Higher-order topological insulators in a magnetic field

TL;DR

This paper explores higher-order topological insulators in a 2D SSH model under a magnetic field, revealing a wide gap at π flux that hosts HOTI phases, characterized by entanglement polarization, with potential HOTI existence even in weak fields.

Contribution

It demonstrates the presence of HOTI phases in a 2D SSH model under magnetic flux, especially around π flux, using entanglement polarization for characterization.

Findings

A wide gap around π flux hosts HOTI phases.

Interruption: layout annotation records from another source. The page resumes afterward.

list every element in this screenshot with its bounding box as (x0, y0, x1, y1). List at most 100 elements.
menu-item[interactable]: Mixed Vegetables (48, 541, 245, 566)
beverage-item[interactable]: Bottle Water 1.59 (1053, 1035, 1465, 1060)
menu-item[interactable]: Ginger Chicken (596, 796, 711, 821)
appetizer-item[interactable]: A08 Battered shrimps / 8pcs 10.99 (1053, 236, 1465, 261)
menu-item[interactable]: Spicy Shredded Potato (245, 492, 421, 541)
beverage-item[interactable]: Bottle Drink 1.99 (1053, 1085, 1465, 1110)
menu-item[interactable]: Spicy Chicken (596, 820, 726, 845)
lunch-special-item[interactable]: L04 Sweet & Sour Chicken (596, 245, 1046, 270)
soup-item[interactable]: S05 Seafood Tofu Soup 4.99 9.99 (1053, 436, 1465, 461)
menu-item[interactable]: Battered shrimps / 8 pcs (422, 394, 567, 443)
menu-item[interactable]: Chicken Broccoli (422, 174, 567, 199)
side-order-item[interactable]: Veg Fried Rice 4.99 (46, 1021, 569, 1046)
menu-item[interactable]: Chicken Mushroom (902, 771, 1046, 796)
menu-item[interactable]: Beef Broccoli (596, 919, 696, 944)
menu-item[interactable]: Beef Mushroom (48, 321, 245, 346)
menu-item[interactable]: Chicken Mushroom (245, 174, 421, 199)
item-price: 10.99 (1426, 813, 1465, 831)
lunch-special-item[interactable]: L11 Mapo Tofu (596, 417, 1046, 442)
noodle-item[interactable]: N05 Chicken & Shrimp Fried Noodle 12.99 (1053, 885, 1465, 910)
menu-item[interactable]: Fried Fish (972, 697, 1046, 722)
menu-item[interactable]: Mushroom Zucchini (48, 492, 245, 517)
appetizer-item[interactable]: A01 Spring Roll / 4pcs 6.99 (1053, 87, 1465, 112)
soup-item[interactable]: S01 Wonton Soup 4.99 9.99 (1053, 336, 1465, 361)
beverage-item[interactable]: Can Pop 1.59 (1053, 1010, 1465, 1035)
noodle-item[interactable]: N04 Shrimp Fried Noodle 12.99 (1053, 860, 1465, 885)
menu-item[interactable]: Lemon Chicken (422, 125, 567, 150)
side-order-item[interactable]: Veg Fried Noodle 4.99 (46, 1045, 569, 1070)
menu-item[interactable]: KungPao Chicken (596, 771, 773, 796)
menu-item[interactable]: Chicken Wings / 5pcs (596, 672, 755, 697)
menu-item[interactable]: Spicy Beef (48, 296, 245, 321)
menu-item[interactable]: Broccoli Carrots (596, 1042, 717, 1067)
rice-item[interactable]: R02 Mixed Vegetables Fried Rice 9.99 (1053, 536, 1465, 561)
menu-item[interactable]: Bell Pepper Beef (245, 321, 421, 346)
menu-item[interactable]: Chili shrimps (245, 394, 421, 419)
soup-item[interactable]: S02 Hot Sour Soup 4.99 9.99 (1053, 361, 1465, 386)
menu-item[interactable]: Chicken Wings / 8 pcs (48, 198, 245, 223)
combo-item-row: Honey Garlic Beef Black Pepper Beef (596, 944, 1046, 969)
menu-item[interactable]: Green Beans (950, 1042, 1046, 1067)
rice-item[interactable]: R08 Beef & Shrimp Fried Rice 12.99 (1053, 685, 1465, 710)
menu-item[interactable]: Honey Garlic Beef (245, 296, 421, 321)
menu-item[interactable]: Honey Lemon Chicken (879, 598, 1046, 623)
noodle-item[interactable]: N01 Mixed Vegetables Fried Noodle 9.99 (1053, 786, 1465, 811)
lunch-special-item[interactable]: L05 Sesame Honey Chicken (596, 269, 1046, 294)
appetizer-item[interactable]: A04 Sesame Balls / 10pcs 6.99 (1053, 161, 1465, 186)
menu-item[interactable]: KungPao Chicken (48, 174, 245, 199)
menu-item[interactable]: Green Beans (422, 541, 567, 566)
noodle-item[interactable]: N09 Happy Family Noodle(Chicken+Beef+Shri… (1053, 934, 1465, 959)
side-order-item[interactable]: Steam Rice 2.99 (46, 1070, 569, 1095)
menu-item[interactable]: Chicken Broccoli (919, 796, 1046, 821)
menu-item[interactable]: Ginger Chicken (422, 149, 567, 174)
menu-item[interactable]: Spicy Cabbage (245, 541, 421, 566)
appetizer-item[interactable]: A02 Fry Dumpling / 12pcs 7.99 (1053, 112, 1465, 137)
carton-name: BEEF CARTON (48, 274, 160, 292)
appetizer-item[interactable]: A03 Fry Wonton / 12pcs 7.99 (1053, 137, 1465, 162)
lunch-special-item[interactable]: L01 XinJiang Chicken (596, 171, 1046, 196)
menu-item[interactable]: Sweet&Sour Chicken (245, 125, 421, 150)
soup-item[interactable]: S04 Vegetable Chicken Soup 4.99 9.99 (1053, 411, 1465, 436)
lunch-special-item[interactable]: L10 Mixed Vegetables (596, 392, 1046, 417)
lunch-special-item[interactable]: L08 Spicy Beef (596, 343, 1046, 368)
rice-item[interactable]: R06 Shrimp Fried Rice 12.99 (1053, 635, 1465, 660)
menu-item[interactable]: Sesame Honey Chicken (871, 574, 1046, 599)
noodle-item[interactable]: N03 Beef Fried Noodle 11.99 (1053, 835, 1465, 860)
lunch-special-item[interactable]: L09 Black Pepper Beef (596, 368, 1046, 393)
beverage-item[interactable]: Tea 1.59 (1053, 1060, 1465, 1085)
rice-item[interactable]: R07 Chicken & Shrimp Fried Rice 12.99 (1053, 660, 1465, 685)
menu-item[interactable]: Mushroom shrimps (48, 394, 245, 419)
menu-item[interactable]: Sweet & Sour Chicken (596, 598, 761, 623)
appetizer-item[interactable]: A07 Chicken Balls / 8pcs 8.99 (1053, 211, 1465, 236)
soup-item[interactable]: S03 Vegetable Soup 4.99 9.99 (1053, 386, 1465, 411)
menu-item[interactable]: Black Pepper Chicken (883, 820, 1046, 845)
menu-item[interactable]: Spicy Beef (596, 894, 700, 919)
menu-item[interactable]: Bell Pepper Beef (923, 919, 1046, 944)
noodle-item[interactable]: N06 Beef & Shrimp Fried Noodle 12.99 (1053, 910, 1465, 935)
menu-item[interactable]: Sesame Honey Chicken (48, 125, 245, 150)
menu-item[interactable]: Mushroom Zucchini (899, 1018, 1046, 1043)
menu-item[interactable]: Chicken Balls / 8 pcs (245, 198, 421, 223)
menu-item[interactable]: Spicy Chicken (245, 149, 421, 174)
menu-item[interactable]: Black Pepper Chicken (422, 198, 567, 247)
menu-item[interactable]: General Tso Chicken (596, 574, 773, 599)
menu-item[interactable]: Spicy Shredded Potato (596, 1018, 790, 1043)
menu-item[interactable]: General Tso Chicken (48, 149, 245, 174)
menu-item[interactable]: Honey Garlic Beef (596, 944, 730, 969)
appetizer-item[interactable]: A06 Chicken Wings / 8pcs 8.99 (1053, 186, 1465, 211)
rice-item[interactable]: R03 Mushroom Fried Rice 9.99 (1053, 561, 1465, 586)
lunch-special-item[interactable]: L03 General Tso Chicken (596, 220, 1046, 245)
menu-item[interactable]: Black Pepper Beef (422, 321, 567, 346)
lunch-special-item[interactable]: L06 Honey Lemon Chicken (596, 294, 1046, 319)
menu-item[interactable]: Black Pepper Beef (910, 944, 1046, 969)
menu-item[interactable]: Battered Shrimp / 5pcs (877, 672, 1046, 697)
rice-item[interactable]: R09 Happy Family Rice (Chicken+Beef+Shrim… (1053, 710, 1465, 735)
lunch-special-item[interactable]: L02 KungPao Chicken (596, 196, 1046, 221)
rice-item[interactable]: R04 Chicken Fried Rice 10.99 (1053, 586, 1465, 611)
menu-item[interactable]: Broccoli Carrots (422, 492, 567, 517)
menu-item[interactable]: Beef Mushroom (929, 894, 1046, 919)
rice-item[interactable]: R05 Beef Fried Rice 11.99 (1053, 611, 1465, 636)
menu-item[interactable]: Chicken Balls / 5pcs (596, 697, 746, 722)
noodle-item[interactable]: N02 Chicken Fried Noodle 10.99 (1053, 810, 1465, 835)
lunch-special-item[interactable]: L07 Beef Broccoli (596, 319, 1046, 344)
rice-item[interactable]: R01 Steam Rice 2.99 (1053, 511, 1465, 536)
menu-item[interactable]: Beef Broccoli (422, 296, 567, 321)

HOTI can exist in small gaps even under weak magnetic fields.

Entanglement polarization effectively characterizes HOTI under magnetic fields.

Abstract

Two-dimensional (2D) generalization of the Su-Schriffer-Heeger (SSH) model serves as a platform for exploring higher-order topological insulators (HOTI). We investigate this model in a magnetic field which interpolates two models studied so far with zero flux and $\pi$ flux per plaquette. We show that in the Hofstadter butterfly there appears a wide gap around the $\pi$ flux, which belongs to the same HOTI discovered by Benalcazar-Bernevig-Hughes (BBH). It turns out that in a weak field regime HOTI could exist even within a small gap disconnected from the wider gap around $\pi$ flux. To characterize HOTI, we employ the entanglement polarization (eP) technique which is useful even if the basic four bands split into many Landau levels under a magnetic field.